Once again, I suspect yes -- tallying the votes by hand takes a lot of time and a lot of people. Poll workers aren't well-compensated by any means, but there's still a cost.

> Do they increase the speed that things are tallied, and does that make a significant difference or improvement anywhere (because unless i'm missing something, getting results a few hours earlier is not a good reason to lessen the security of an election)?

I think yes to the first and a matter of opinion on the second. I'm with you that speed of results is either a non-goal or an anti-goal -- states that release precinct-level results when voting is still open elsewhere in the country are implicitly engaging in electioneering in my mind, and should be explicitly forbidden from doing so.

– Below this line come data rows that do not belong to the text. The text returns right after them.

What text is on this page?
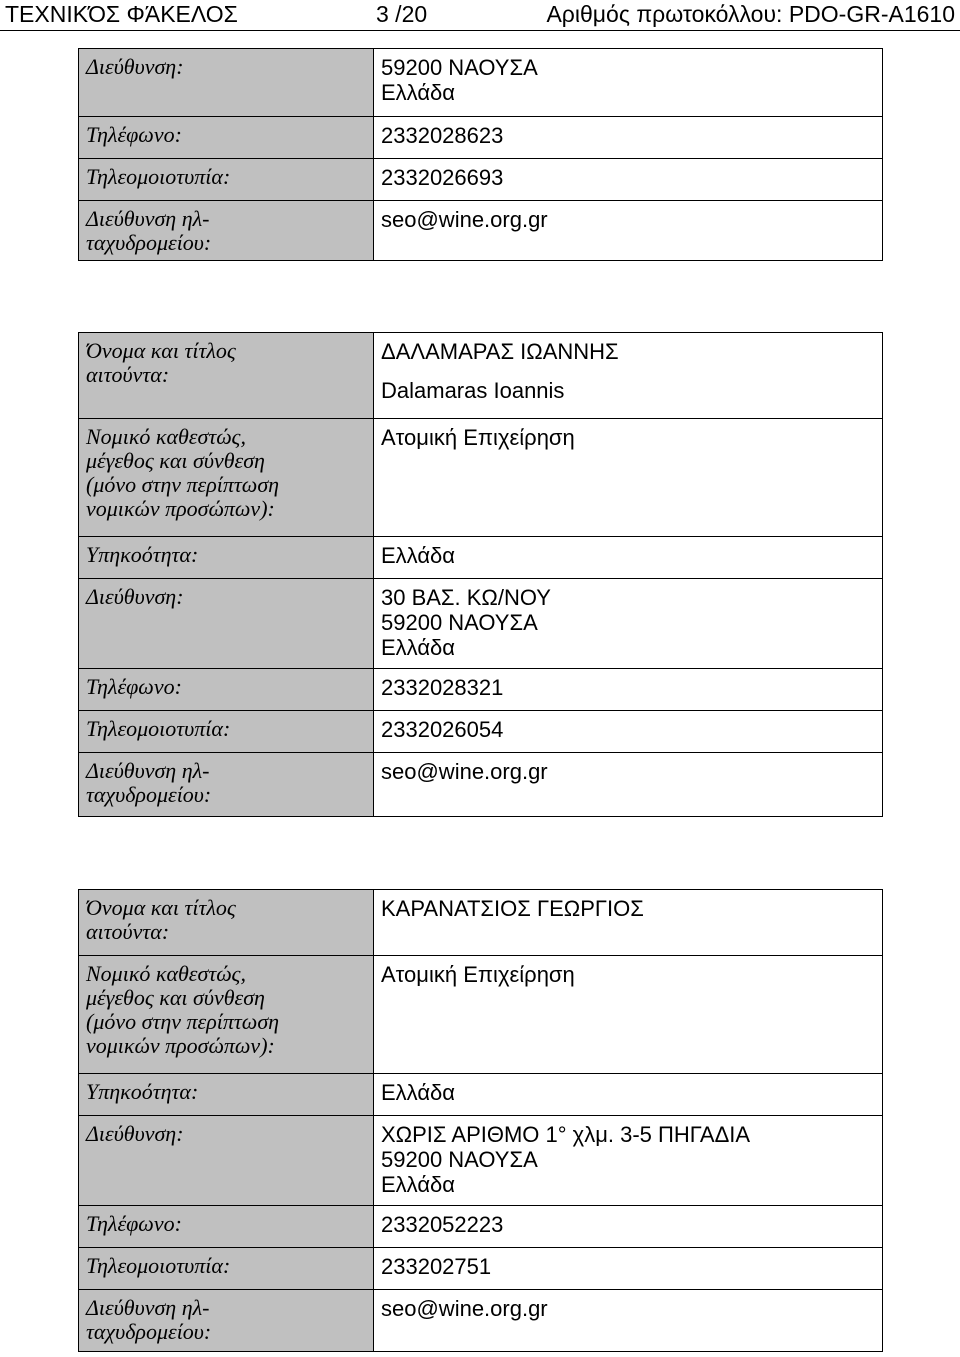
ΤΕΧΝΙΚΌΣ ΦΆΚΕΛΟΣ	3 /20	Αριθμός πρωτοκόλλου: PDO-GR-A1610
Διεύθυνση:	59200 ΝΑΟΥΣΑ
Ελλάδα

Τηλέφωνο:	2332028623
Τηλεομοιοτυπία:	2332026693

Διεύθυνση ηλ-
ταχυδρομείου:	seo@wine.org.gr
Όνομα και τίτλος
αιτούντα:	ΔΑΛΑΜΑΡΑΣ ΙΩΑΝΝΗΣ
Dalamaras Ioannis

Νομικό καθεστώς,
μέγεθος και σύνθεση
(μόνο στην περίπτωση
νομικών προσώπων):	Ατομική Επιχείρηση
Υπηκοότητα:	Ελλάδα
Διεύθυνση:	30 ΒΑΣ. ΚΩ/ΝΟΥ
59200 ΝΑΟΥΣΑ
Ελλάδα

Τηλέφωνο:	2332028321
Τηλεομοιοτυπία:	2332026054

Διεύθυνση ηλ-
ταχυδρομείου:	seo@wine.org.gr
Όνομα και τίτλος
αιτούντα:	ΚΑΡΑΝΑΤΣΙΟΣ ΓΕΩΡΓΙΟΣ

Νομικό καθεστώς,
μέγεθος και σύνθεση
(μόνο στην περίπτωση
νομικών προσώπων):	Ατομική Επιχείρηση
Υπηκοότητα:	Ελλάδα
Διεύθυνση:	ΧΩΡΙΣ ΑΡΙΘΜΟ 1° χλμ. 3-5 ΠΗΓΑΔΙΑ
59200 ΝΑΟΥΣΑ
Ελλάδα

Τηλέφωνο:	2332052223
Τηλεομοιοτυπία:	233202751

Διεύθυνση ηλ-
ταχυδρομείου:	seo@wine.org.gr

An automated system combined with random manual tallies seems pretty good to me from a security standpoint. As an aside, in addition to the random tallies I believe there is a process where any party can request a certain number of explicit audits if they feel that the results seem questionable from a given precinct, and an additional layer of election supervisors who can make a non-partisan request if there are inconsistencies from previous election cycles) seems like

In New York I would prefer that the focus be on distributing voter information earlier and more widely would be a much better use of time than further changing the actual voting. When I lived in Washington state, you got a voter information guide with all the candidates and ballot measures, statements for and against, and an explicit statement as to what is being voted on, well in advance of the election. In New York, half the time I have to really dig to even find out what is going to be on my ballot, and finding the full text of ballot measures is an exercise in futility as you try to navigate through the NY Department of State to try to find the information. Third-party sources like local newspapers actually do a significantly better job than the state does here.


I'm not sure I agree that they increase accuracy to the point that it would be worth the downsides. A room full of people who all don't trust one another I feel can do a fairly good job of reducing the errors down to a minimum. Again, I could be wrong, and I'd love to see a study or some research in this area that proves me wrong! (after all, history shows us that a crowd of like-minded people are capable of some very shitty things without some kind of checks and balances)

And while I'm sure they save some money, is it worth it? I'd like to get an idea of the scale involved. Because saving a few hundred thousand dollars a year for a state would make it absolutely not worth it in my opinion, but a few hundred million might be.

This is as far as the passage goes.